I "wood" not suggest it
The next stock up on my list recently beat short-sellers to a "pulp."
Mercer International (NASDAQ:MERC), a supplier of higher-end pulp known as Northern bleached softwood kraft, or NBSK, trounced Wall Street's first-quarter earnings estimates in May, and shares have been barking higher ever since.
For the quarter, Mercer reported 381.8 million air-dried metric tons of pulp production, a modest increase from the 361.2 ADMT it recorded in the year-ago period. But Mercer had a sizable jump in European NBSK pulp list pricing to thank for its $0.37 in adjusted EPS, which more than doubled the $0.17 that the Street had expected.

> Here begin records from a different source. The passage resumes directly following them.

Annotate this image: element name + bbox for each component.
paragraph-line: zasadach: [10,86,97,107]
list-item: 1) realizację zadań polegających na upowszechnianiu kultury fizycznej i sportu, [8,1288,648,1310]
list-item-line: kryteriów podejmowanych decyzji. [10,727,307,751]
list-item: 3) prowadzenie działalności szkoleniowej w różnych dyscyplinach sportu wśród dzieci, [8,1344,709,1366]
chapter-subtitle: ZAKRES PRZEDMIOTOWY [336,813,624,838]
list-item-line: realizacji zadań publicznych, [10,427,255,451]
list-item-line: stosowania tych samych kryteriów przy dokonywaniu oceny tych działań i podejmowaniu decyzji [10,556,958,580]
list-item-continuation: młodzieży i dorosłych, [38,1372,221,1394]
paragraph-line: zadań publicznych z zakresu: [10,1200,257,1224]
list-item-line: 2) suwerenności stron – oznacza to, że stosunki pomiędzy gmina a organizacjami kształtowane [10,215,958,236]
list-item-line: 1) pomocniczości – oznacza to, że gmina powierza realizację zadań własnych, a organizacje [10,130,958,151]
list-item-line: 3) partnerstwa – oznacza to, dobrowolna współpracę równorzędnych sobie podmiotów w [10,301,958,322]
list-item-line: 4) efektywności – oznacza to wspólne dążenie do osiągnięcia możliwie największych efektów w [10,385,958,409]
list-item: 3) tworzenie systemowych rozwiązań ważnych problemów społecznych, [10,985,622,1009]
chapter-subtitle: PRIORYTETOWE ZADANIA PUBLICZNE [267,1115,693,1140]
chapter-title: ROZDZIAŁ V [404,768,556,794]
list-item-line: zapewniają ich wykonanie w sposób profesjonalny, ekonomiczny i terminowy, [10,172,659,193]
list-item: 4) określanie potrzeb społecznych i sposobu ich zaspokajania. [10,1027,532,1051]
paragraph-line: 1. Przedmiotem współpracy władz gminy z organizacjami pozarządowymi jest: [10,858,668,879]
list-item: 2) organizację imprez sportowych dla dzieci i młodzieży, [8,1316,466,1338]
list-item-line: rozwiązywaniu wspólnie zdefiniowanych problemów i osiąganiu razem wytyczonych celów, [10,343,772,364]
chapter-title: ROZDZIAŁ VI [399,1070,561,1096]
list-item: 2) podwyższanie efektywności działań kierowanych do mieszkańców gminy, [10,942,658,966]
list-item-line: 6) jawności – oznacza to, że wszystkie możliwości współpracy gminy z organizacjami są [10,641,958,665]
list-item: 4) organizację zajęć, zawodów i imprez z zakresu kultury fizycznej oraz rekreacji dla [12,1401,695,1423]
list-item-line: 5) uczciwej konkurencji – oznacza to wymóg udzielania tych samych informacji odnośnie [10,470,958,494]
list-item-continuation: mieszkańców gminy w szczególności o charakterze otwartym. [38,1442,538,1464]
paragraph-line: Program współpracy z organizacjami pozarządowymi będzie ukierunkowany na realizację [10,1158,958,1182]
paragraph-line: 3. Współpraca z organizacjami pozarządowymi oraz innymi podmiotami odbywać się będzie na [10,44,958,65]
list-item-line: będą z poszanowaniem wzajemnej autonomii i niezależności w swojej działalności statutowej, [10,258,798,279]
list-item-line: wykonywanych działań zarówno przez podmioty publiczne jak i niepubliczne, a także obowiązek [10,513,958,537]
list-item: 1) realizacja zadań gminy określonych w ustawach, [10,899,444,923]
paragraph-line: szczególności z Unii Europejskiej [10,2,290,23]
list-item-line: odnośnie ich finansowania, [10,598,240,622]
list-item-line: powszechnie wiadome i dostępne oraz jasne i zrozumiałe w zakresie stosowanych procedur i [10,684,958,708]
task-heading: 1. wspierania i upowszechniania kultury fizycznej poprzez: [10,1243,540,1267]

Still, here's my big concern: NBSK pricing per metric ton. A 30-year chart on monthly wood pulp prices shows only four previous instances in which prices have eclipsed $880 per metric ton. Rarely did prices last but a year above that mark before plummeting back to earth. With NBSK prices at roughly $920 per metric ton when Mercer reported its first-quarter results, it would potentially behoove investors to consider taking their profits off the table here based on a pretty glaring history of where demand dries up.
Another point is that even with improved operational efficiencies it's not as if Mercer's production is going to further expand much, if at all, unless it makes an acquisition. There's only so much demand for paper products that use this high grade of pulp; considering this, placing a forward P/E in excess of 20 on Mercer just doesn't seem prudent.
The wheels on the bus go round and round
As I've often stated before, not every company among this series represents an intriguing short-sale candidate so much as a company that may have reached its peak share price. That's the case with the high-yielding Student Transportation (NASDAQ:STB) which, as its name would imply, provides school bus transportation services and management services via a fleet of more than 11,000 vehicles.
On one hand, we're talking about a business that's on the border of being a basic necessity. Because Student Transportation negotiates contracts for its services it's able to defer revenue out if it hits a rough patch, such as the blustery winter weather that resulted in a number of school closures in January and February. This has a calming effect on investors and allows Student Transportation to pay a monstrous 7%-plus annual yield. And, might I add, it pays a stipend to shareholders once a month.
But a stock investment needs to be more than a dividend, and Student Transportation simply doesn't fit the bill.
Despite the company's ability to grow through acquisitions, its inability to generate strong enough cash flow has caused Student Transportation to turn to share offerings on a regular (and I mean regular!) basis. According to figures from Morningstar, Student Transportation's shares outstanding have ballooned from just 12 million in 2005 to roughly 98 million as of its most recent quarter. Student Transportation tries to make up for these offerings with its high dividend yield, but that is ultimately such a dilutive force that it's stymied any chance for the share price to head significantly higher. And, as icing on the cake, it has convertible bonds outstanding that can be turned into shares that would require the company to issue even more common stock.
The business itself isn't very intriguing, either, from an investors' fundamental viewpoint. Despite offering basic-needs allure, Student Transportation's costs have steadily risen while its gross margin has dipped annually since 2010. On the plus side, the company remains profitable, but only marginally at best with a triple-digit forward P/E forecast in 2015. Finally, book value has also steadily declined, which speaks to the idea that the current management team has lost its focus.
I would suggest not being lured in by this delectable dividend and letting this bus pass you by without hopping aboard.